一行人越靠近九岭城,周围的难民就越多。
方圆几十里都是水患,只有九岭城离得近,没有水患侵扰。所以周围几十个乡的人,都在往这处赶来。
但是九岭城说来也只是一个城,如何能容得下这么多人。
城门楼下,赵宁一行被迫停下了马车。
灾民众多,城内已经容不下这么多人了,所以昨日晚间关上城门后,便没有再次开过。
而不知情况的难民,只知道要来这边避难,但并未知晓当下拒之不进的情况,只能在城门底下徘徊。
关春看了片刻,只能和赵宁商量绕道而行。
他们不是难民,按理说是可以进得城去的。
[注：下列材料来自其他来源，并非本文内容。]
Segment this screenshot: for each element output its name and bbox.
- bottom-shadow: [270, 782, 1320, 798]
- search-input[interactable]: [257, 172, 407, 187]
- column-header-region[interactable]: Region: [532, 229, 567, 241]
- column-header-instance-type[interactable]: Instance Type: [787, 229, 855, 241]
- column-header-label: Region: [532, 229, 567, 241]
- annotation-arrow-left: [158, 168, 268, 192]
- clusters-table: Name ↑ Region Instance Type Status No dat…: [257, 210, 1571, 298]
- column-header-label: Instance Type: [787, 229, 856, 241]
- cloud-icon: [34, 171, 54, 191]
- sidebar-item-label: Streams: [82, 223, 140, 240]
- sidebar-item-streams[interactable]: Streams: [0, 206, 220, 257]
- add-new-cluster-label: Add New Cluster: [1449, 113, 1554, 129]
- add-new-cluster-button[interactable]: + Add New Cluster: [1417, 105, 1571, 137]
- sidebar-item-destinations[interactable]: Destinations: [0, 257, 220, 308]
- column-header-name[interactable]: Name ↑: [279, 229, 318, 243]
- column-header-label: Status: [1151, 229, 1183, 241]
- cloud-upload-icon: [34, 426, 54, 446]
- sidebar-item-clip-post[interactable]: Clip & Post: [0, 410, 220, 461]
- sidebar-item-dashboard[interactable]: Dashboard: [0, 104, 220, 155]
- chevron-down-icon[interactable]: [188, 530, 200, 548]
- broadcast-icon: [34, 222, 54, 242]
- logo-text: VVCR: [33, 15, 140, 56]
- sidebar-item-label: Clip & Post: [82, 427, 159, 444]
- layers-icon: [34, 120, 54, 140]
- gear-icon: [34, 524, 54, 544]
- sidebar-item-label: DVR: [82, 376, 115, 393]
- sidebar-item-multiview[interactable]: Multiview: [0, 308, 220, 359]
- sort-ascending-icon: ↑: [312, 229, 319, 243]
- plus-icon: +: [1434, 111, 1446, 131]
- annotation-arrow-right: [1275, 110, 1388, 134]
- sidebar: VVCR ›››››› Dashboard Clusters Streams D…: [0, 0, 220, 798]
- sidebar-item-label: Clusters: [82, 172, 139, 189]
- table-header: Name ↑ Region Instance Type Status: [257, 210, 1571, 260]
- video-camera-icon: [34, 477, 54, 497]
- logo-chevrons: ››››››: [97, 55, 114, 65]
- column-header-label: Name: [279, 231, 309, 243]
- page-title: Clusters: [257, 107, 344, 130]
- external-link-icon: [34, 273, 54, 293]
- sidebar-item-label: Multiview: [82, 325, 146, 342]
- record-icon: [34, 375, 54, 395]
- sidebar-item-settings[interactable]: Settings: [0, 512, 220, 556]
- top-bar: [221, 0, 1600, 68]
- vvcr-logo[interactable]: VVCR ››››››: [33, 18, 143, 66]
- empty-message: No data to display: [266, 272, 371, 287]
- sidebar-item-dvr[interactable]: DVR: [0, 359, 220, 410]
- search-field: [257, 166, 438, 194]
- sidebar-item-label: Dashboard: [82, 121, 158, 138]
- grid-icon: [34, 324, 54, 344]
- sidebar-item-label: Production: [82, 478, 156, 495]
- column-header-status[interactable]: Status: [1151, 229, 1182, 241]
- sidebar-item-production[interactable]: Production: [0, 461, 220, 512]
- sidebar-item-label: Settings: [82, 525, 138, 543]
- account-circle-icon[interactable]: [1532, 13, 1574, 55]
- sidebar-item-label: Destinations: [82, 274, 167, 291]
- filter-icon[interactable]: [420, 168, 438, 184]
但此时因为被拒之门外,那些难民情绪积攒,怒气上头,正冲着城门处大骂里头的人不作为,见死不救。
这种情况下,他们若是再说些其他的话,指不定就被当成了靶子。
所以赵宁也同意绕道而行。
只是他们不知道,这一绕道,反而遇上了更大规模的、突如而来的决堤水患。
关春他们问了路,绕过了已经发生水灾的两城。
但是两日后,当他们即将到达下一城时,突然听到了附近牲畜的狂叫,不一会儿就看到四散奔逃的一些家禽。
赵宁看到这些场景,脸色立即一僵。
“关大哥!咱们快走!”
关春也注意到了那些景象,但是还未反应过来,“怎么了?好好的怎么要走?走哪去?”
赵宁从车厢里探出至少一半的身子,声音不自觉也大了起来:“这边肯定要有事发生!咱们不能再往前走了。”
这种鸡飞狗跳的场景,是地震也说不定。
即使不是地震,也有可能要发生大事。
忽然,她将目光落在了一处肉眼可见的高处,眼底神色莫名。
也有可能是塌方。
一旁其他的镖师商量了片刻,也觉得赵宁所说不错。
“赵小娘子学识广,知道这种情况或许有危险,我们走南闯北走镖时,也有听说遇着这样鸡飞狗跳的情况,定然是有事要发生。”
程兰守在赵宁身侧,也道:“对,我们以前遇着一处,也是见着了犬吠不停,过了不久那个地方就塌了一个大坑,埋了好多人进里面呢!”
关春原本不在意,如此听了满耳朵,心底也开始打鼓点。
“行,那我们赶紧掉头走……”
“轰隆——”
巨响如闷雷,响彻在众人耳边。
还未弄清楚什么事发生,就捕捉到了远处隐隐约约的人声。
嘈杂的,慌乱的。
好像是发生了什么事情,引起了人们的恐慌。
此时再走已经晚了,赵宁几人已经看到了远处发生的事情了。
就在抬眼可见的村子处,房屋正在缓慢的晃动。
而那惊惶失措之声中,已经隐约能听到里面的内容。
是河堤决堤了!
“快走!”
关春这下反应迅速了,扬鞭在马屁股上一拍。
只是他这手劲儿太大,马匹受惊后扬蹄奔走,但是方向却是向着另一处而去了。
“——阿宁!”
程兰方才探查情况,才下了马车,此时一转脸就看到马车带着赵宁往远处跑了,顿时吓了个瞪眼。